Tout cela ne concerne pour l’instant pas le peuple ukrainien, qui espère que la guerre se terminera le plus tôt possible. Mais celle-ci ne fonctionne pas selon la même logique que les êtres humains. L’invasion de l’Ukraine présente toutes les caractéristiques d’une longue guerre d’attrition.

Dès le premier jour de la guerre en Ukraine, j'ai écrit sur Twitter que les Russes commettraient des crimes de guerre, même s'ils ne s'étaient pas encore produits à ce moment-là. C’était évident pour quiconque écoutait et regardait Poutine, durant son discours dans lequel il reconnaissait l'indépendance des faux Etats de Lougansk et de Donetsk, que la guerre et les crimes allaient bientôt suivre. C’est à l’occasion de ce discours que le président russe a affirmé que l'Ukraine était un faux Etat et les Ukrainiens un faux peuple.

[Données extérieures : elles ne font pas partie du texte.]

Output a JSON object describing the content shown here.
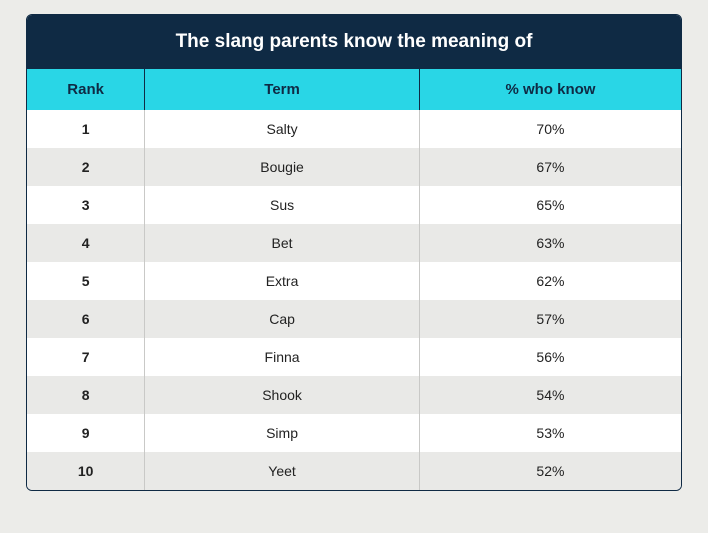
{
  "table": {
    "title": "The slang parents know the meaning of",
    "columns": [
      "Rank",
      "Term",
      "% who know"
    ],
    "rows": [
      {
        "rank": "1",
        "term": "Salty",
        "pct": "70%"
      },
      {
        "rank": "2",
        "term": "Bougie",
        "pct": "67%"
      },
      {
        "rank": "3",
        "term": "Sus",
        "pct": "65%"
      },
      {
        "rank": "4",
        "term": "Bet",
        "pct": "63%"
      },
      {
        "rank": "5",
        "term": "Extra",
        "pct": "62%"
      },
      {
        "rank": "6",
        "term": "Cap",
        "pct": "57%"
      },
      {
        "rank": "7",
        "term": "Finna",
        "pct": "56%"
      },
      {
        "rank": "8",
        "term": "Shook",
        "pct": "54%"
      },
      {
        "rank": "9",
        "term": "Simp",
        "pct": "53%"
      },
      {
        "rank": "10",
        "term": "Yeet",
        "pct": "52%"
      }
    ],
    "colors": {
      "title_bg": "#0f2a44",
      "title_text": "#ffffff",
      "header_bg": "#29d6e6",
      "header_text": "#0f2a44",
      "row_odd_bg": "#ffffff",
      "row_even_bg": "#e9e9e7",
      "page_bg": "#ecece9",
      "outer_border": "#0f2a44",
      "inner_border": "#c9c9c7"
    },
    "font_sizes": {
      "title": 19,
      "header": 15,
      "cell": 14
    },
    "col_widths_pct": [
      18,
      42,
      40
    ]
  }
}
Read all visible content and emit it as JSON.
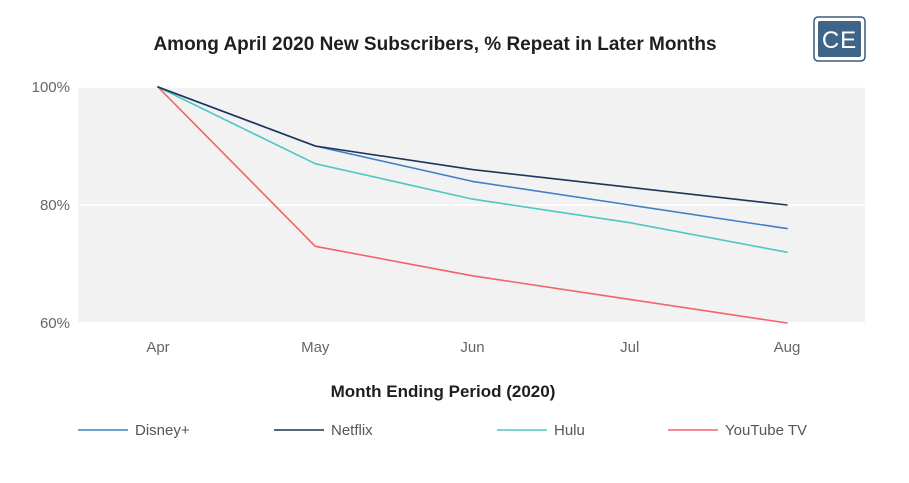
{
  "logo": {
    "text": "CE"
  },
  "chart_data": {
    "type": "line",
    "title": "Among April 2020 New Subscribers, % Repeat in Later Months",
    "xlabel": "Month Ending Period (2020)",
    "ylabel": "",
    "categories": [
      "Apr",
      "May",
      "Jun",
      "Jul",
      "Aug"
    ],
    "ylim": [
      60,
      100
    ],
    "yticks": [
      60,
      80,
      100
    ],
    "ytick_labels": [
      "60%",
      "80%",
      "100%"
    ],
    "grid": true,
    "legend_position": "bottom",
    "background_color": "#f2f2f2",
    "series": [
      {
        "name": "Disney+",
        "color": "#3f7fc8",
        "values": [
          100,
          90,
          84,
          80,
          76
        ]
      },
      {
        "name": "Netflix",
        "color": "#1d3557",
        "values": [
          100,
          90,
          86,
          83,
          80
        ]
      },
      {
        "name": "Hulu",
        "color": "#4ec7c3",
        "values": [
          100,
          87,
          81,
          77,
          72
        ]
      },
      {
        "name": "YouTube TV",
        "color": "#f06468",
        "values": [
          100,
          73,
          68,
          64,
          60
        ]
      }
    ]
  }
}
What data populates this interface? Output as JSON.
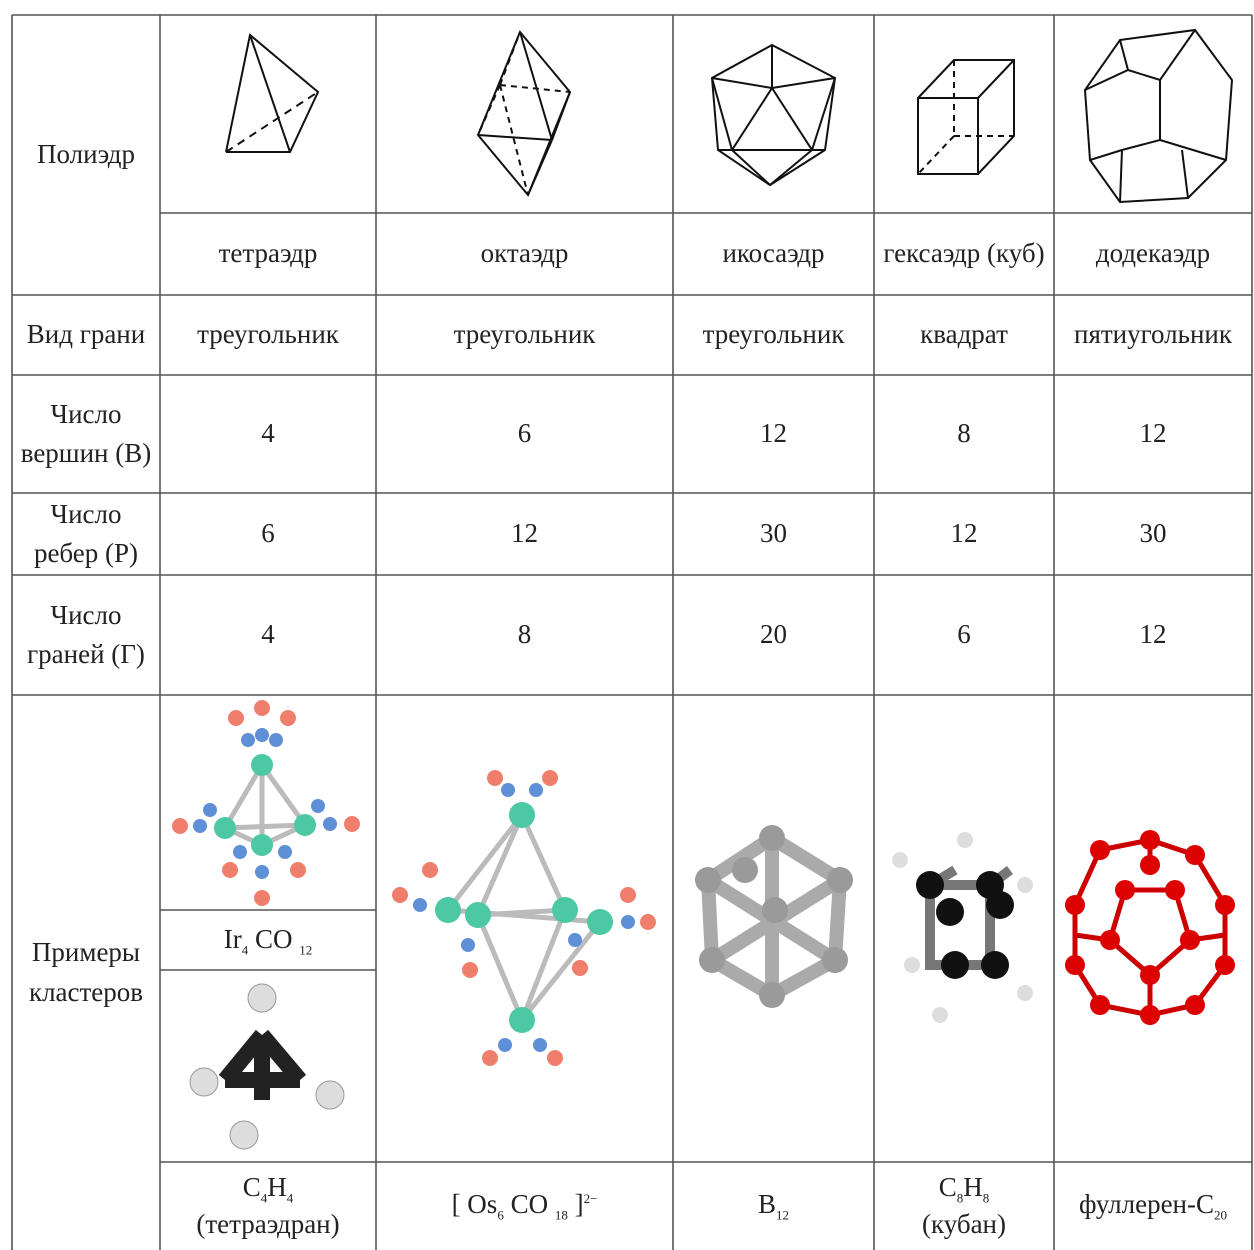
{
  "table": {
    "header": {
      "label": "Полиэдр",
      "names": [
        "тетраэдр",
        "октаэдр",
        "икосаэдр",
        "гексаэдр (куб)",
        "додекаэдр"
      ]
    },
    "rows": [
      {
        "label": "Вид грани",
        "cells": [
          "треугольник",
          "треугольник",
          "треугольник",
          "квадрат",
          "пятиугольник"
        ]
      },
      {
        "label": "Число вершин (В)",
        "cells": [
          "4",
          "6",
          "12",
          "8",
          "12"
        ]
      },
      {
        "label": "Число ребер (Р)",
        "cells": [
          "6",
          "12",
          "30",
          "12",
          "30"
        ]
      },
      {
        "label": "Число граней (Г)",
        "cells": [
          "4",
          "8",
          "20",
          "6",
          "12"
        ]
      }
    ],
    "examples": {
      "label": "Примеры кластеров",
      "extra": [
        {
          "text": "Ir"
        },
        {
          "sub": "4"
        },
        {
          "text": " CO "
        },
        {
          "sub": "12"
        }
      ],
      "cells": [
        {
          "formula": [
            {
              "text": "C"
            },
            {
              "sub": "4"
            },
            {
              "text": "H"
            },
            {
              "sub": "4"
            }
          ],
          "note": "(тетраэдран)"
        },
        {
          "formula": [
            {
              "text": "[ Os"
            },
            {
              "sub": "6"
            },
            {
              "text": " CO "
            },
            {
              "sub": "18"
            },
            {
              "text": " ]"
            },
            {
              "sup": "2−"
            }
          ]
        },
        {
          "formula": [
            {
              "text": "B"
            },
            {
              "sub": "12"
            }
          ]
        },
        {
          "formula": [
            {
              "text": "C"
            },
            {
              "sub": "8"
            },
            {
              "text": "H"
            },
            {
              "sub": "8"
            }
          ],
          "note": "(кубан)"
        },
        {
          "formula": [
            {
              "text": "фуллерен-C"
            },
            {
              "sub": "20"
            }
          ]
        }
      ]
    }
  }
}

Milošević et Karadžić ont également parlé de la Bosnie-Herzégovine et des Bosniaques en ces termes. Des mots qui ont ensuite été transformés en crimes, les pires en Europe depuis la Seconde guerre mondiale. J'espère que les crimes de l'armée russe n’excéderont jamais les crimes commis dans mon propre pays. 

Le massacre découvert dans la petite ville de Boutcha, près de Kiev, n’aura l’air de rien comparé aux horreurs qui se produiront si la guerre continue avec la même intensité. Nous ne connaissons pas encore l'ampleur des crimes à Marioupol. L'Ukraine est dans un état de choc sévère, car le pays a été attaqué pendant que les gens dormaient. La nuit avant l'attaque, les habitants de Kiev vivaient en paix. Les rues étaient pleines de monde, les cafés bondés.

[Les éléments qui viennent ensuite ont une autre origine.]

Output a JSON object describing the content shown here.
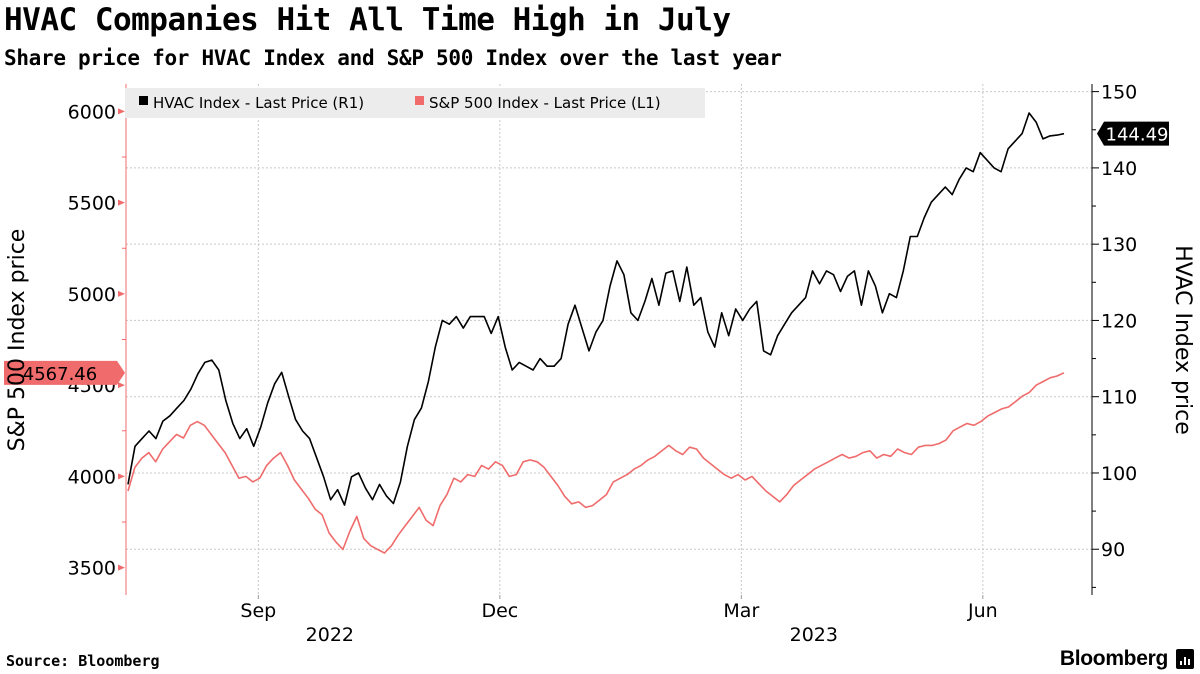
{
  "title": "HVAC Companies Hit All Time High in July",
  "subtitle": "Share price for HVAC Index and S&P 500 Index over the last year",
  "source": "Source: Bloomberg",
  "brand": "Bloomberg",
  "colors": {
    "hvac": "#000000",
    "spx": "#f06b6b",
    "grid": "#c8c8c8",
    "legend_bg": "#ececec"
  },
  "chart_data": {
    "type": "line",
    "title": "HVAC Companies Hit All Time High in July",
    "subtitle": "Share price for HVAC Index and S&P 500 Index over the last year",
    "xlabel": "",
    "left_axis": {
      "label": "S&P 500 Index price",
      "ylim": [
        3350,
        6150
      ],
      "ticks": [
        3500,
        4000,
        4500,
        5000,
        5500,
        6000
      ]
    },
    "right_axis": {
      "label": "HVAC Index price",
      "ylim": [
        84,
        151
      ],
      "ticks": [
        90,
        100,
        110,
        120,
        130,
        140,
        150
      ]
    },
    "x_ticks": [
      "Sep",
      "Dec",
      "Mar",
      "Jun"
    ],
    "year_labels": [
      "2022",
      "2023"
    ],
    "legend": [
      "HVAC Index - Last Price (R1)",
      "S&P 500 Index - Last Price (L1)"
    ],
    "last_values": {
      "hvac": "144.49",
      "spx": "4567.46"
    },
    "series": [
      {
        "name": "HVAC Index - Last Price (R1)",
        "axis": "right",
        "values": [
          98.5,
          103.5,
          104.5,
          105.5,
          104.5,
          106.8,
          107.5,
          108.5,
          109.5,
          111,
          113,
          114.5,
          114.8,
          113.5,
          109.5,
          106.5,
          104.5,
          105.8,
          103.5,
          106,
          109.2,
          111.7,
          113.2,
          110,
          107,
          105.5,
          104.5,
          102,
          99.5,
          96.5,
          97.8,
          95.8,
          99.5,
          100,
          98,
          96.5,
          98.5,
          97,
          96,
          98.8,
          103.5,
          107,
          108.5,
          112,
          116.5,
          120,
          119.5,
          120.5,
          119,
          120.5,
          120.5,
          120.5,
          118.3,
          120.5,
          116.5,
          113.5,
          114.5,
          114,
          113.5,
          115,
          114,
          114,
          115,
          119.5,
          122,
          119,
          116,
          118.5,
          120,
          124.5,
          127.8,
          126,
          121,
          120,
          122.5,
          125.5,
          122,
          126.2,
          126.5,
          122.5,
          127,
          122,
          123,
          118.5,
          116.5,
          121,
          118,
          121.5,
          120,
          121.5,
          122.5,
          116,
          115.5,
          118,
          119.5,
          121,
          122,
          123,
          126.5,
          124.8,
          126.5,
          126,
          123.8,
          125.8,
          126.5,
          122,
          126.5,
          124.5,
          121,
          123.5,
          123,
          126.5,
          131,
          131,
          133.5,
          135.5,
          136.5,
          137.5,
          136.5,
          138.5,
          140,
          139.5,
          142,
          141,
          140,
          139.5,
          142.5,
          143.5,
          144.5,
          147.2,
          146,
          143.8,
          144.2,
          144.3,
          144.49
        ]
      },
      {
        "name": "S&P 500 Index - Last Price (L1)",
        "axis": "left",
        "values": [
          3920,
          4050,
          4100,
          4130,
          4080,
          4150,
          4190,
          4230,
          4210,
          4280,
          4300,
          4280,
          4230,
          4180,
          4130,
          4060,
          3990,
          4000,
          3970,
          3990,
          4060,
          4100,
          4130,
          4060,
          3980,
          3930,
          3880,
          3820,
          3790,
          3690,
          3640,
          3600,
          3700,
          3780,
          3660,
          3620,
          3600,
          3580,
          3620,
          3680,
          3730,
          3780,
          3830,
          3760,
          3730,
          3840,
          3900,
          3990,
          3970,
          4010,
          4000,
          4060,
          4040,
          4080,
          4060,
          4000,
          4010,
          4080,
          4090,
          4080,
          4050,
          4000,
          3950,
          3890,
          3850,
          3860,
          3830,
          3840,
          3870,
          3900,
          3970,
          3990,
          4010,
          4040,
          4060,
          4090,
          4110,
          4140,
          4170,
          4140,
          4120,
          4160,
          4150,
          4100,
          4070,
          4040,
          4010,
          3990,
          4010,
          3980,
          4000,
          3960,
          3920,
          3890,
          3860,
          3900,
          3950,
          3980,
          4010,
          4040,
          4060,
          4080,
          4100,
          4120,
          4100,
          4110,
          4130,
          4140,
          4100,
          4120,
          4110,
          4150,
          4130,
          4120,
          4160,
          4170,
          4170,
          4180,
          4200,
          4250,
          4270,
          4290,
          4280,
          4300,
          4330,
          4350,
          4370,
          4380,
          4410,
          4440,
          4460,
          4500,
          4520,
          4540,
          4550,
          4567.46
        ]
      }
    ]
  }
}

Quand quelqu'un vous attaque par surprise, vous êtes dans un état d’ébétement et vous ne comprenez pas ce qui vous arrive. Nous découvrirons les véritables horreurs et crimes de l'agression russe contre l'Ukraine une fois la guerre terminée. Le plus important désormais est de casser la machine de guerre russe. La force est le seul langage que le dictateur comprenne. Le moindre signe d’apaisement renforce au contraire son pouvoir. Les Européens doivent quitter leur zone de confort, car c’est le sacrifice qu’ils doivent faire alors que les soldats ukrainiens meurent chaque jour pour maintenir la paix et  la prospérité dans les autres pays de l’Union européenne. Si l’Ukraine est vaincue, la paix dont nous profitons aujourd’hui disparaîtra.

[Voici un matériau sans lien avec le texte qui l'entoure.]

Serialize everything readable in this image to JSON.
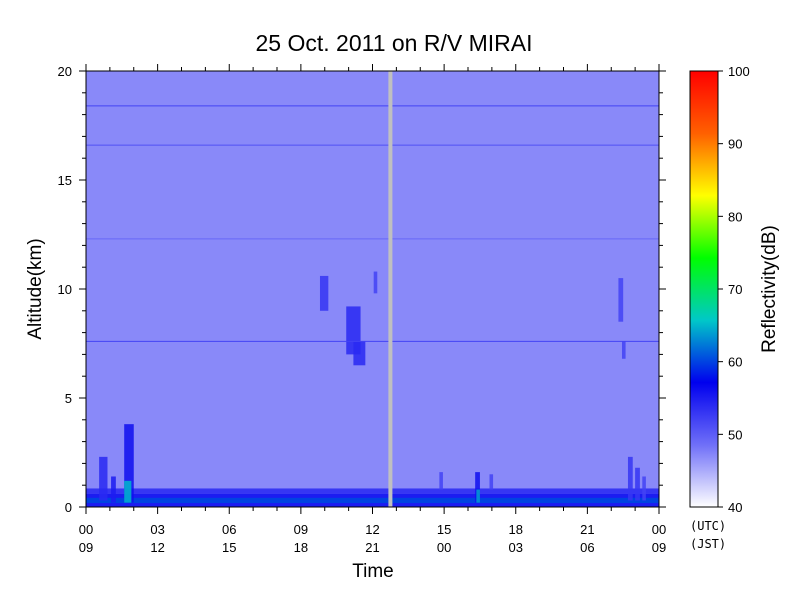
{
  "chart_data": {
    "type": "heatmap",
    "title": "25 Oct. 2011  on R/V MIRAI",
    "xlabel": "Time",
    "ylabel": "Altitude(km)",
    "colorbar_label": "Reflectivity(dB)",
    "ylim": [
      0,
      20
    ],
    "yticks": [
      "0",
      "5",
      "10",
      "15",
      "20"
    ],
    "xlim_hours_utc": [
      0,
      24
    ],
    "xticks_utc": [
      "00",
      "03",
      "06",
      "09",
      "12",
      "15",
      "18",
      "21",
      "00"
    ],
    "xticks_jst": [
      "09",
      "12",
      "15",
      "18",
      "21",
      "00",
      "03",
      "06",
      "09"
    ],
    "tick_hours": [
      0,
      3,
      6,
      9,
      12,
      15,
      18,
      21,
      24
    ],
    "x_unit_utc": "(UTC)",
    "x_unit_jst": "(JST)",
    "colorbar_range": [
      40,
      100
    ],
    "colorbar_ticks": [
      "40",
      "50",
      "60",
      "70",
      "80",
      "90",
      "100"
    ],
    "colormap": [
      "#ffffff",
      "#6f6ff8",
      "#0000ee",
      "#00c8c8",
      "#00ff00",
      "#ffff00",
      "#ff6000",
      "#ff0000"
    ],
    "background_dB": 47,
    "data_gap_hour_utc": 12.75,
    "horizontal_lines_km": [
      {
        "altitude": 18.4,
        "dB": 52
      },
      {
        "altitude": 16.6,
        "dB": 51
      },
      {
        "altitude": 12.3,
        "dB": 49
      },
      {
        "altitude": 7.6,
        "dB": 52
      }
    ],
    "surface_layers": [
      {
        "alt_from": 0.6,
        "alt_to": 0.85,
        "dB": 53
      },
      {
        "alt_from": 0.0,
        "alt_to": 0.6,
        "dB": 55
      },
      {
        "alt_from": 0.18,
        "alt_to": 0.42,
        "dB": 60
      }
    ],
    "echoes": [
      {
        "hour_from": 0.55,
        "hour_to": 0.9,
        "alt_from": 0.3,
        "alt_to": 2.3,
        "dB": 54
      },
      {
        "hour_from": 1.05,
        "hour_to": 1.25,
        "alt_from": 0.2,
        "alt_to": 1.4,
        "dB": 55
      },
      {
        "hour_from": 1.6,
        "hour_to": 2.0,
        "alt_from": 0.2,
        "alt_to": 3.8,
        "dB": 56
      },
      {
        "hour_from": 1.6,
        "hour_to": 1.9,
        "alt_from": 0.2,
        "alt_to": 1.2,
        "dB": 65
      },
      {
        "hour_from": 9.8,
        "hour_to": 10.15,
        "alt_from": 9.0,
        "alt_to": 10.6,
        "dB": 53
      },
      {
        "hour_from": 10.9,
        "hour_to": 11.5,
        "alt_from": 7.0,
        "alt_to": 9.2,
        "dB": 54
      },
      {
        "hour_from": 11.2,
        "hour_to": 11.7,
        "alt_from": 6.5,
        "alt_to": 7.6,
        "dB": 54
      },
      {
        "hour_from": 12.05,
        "hour_to": 12.2,
        "alt_from": 9.8,
        "alt_to": 10.8,
        "dB": 52
      },
      {
        "hour_from": 14.8,
        "hour_to": 14.95,
        "alt_from": 0.8,
        "alt_to": 1.6,
        "dB": 52
      },
      {
        "hour_from": 16.3,
        "hour_to": 16.5,
        "alt_from": 0.2,
        "alt_to": 1.6,
        "dB": 56
      },
      {
        "hour_from": 16.35,
        "hour_to": 16.5,
        "alt_from": 0.2,
        "alt_to": 0.8,
        "dB": 64
      },
      {
        "hour_from": 16.9,
        "hour_to": 17.05,
        "alt_from": 0.8,
        "alt_to": 1.5,
        "dB": 52
      },
      {
        "hour_from": 22.3,
        "hour_to": 22.5,
        "alt_from": 8.5,
        "alt_to": 10.5,
        "dB": 52
      },
      {
        "hour_from": 22.45,
        "hour_to": 22.6,
        "alt_from": 6.8,
        "alt_to": 7.6,
        "dB": 52
      },
      {
        "hour_from": 22.7,
        "hour_to": 22.9,
        "alt_from": 0.3,
        "alt_to": 2.3,
        "dB": 53
      },
      {
        "hour_from": 23.0,
        "hour_to": 23.2,
        "alt_from": 0.3,
        "alt_to": 1.8,
        "dB": 53
      },
      {
        "hour_from": 23.3,
        "hour_to": 23.45,
        "alt_from": 0.3,
        "alt_to": 1.4,
        "dB": 52
      }
    ],
    "grid": false,
    "legend": "colorbar-right"
  }
}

Les villes ukrainiennes seront reconstruites depuis la poussière et les cendres. Le pays entier se relèvera. Mais pas les morts. Ces blessures ne guérissent jamais vraiment, mais vous pouvez vivre avec – et il le faut. La perte vous marque à vie et ne vous quitte jamais. Je crois en la persévérance et au courage des soldats et des citoyens ukrainiens, tout comme j’ai cru en nous jadis. Je crois en la victoire de la vie sur la mort. Le corps humain est fragile. La vie, elle, est indestructible.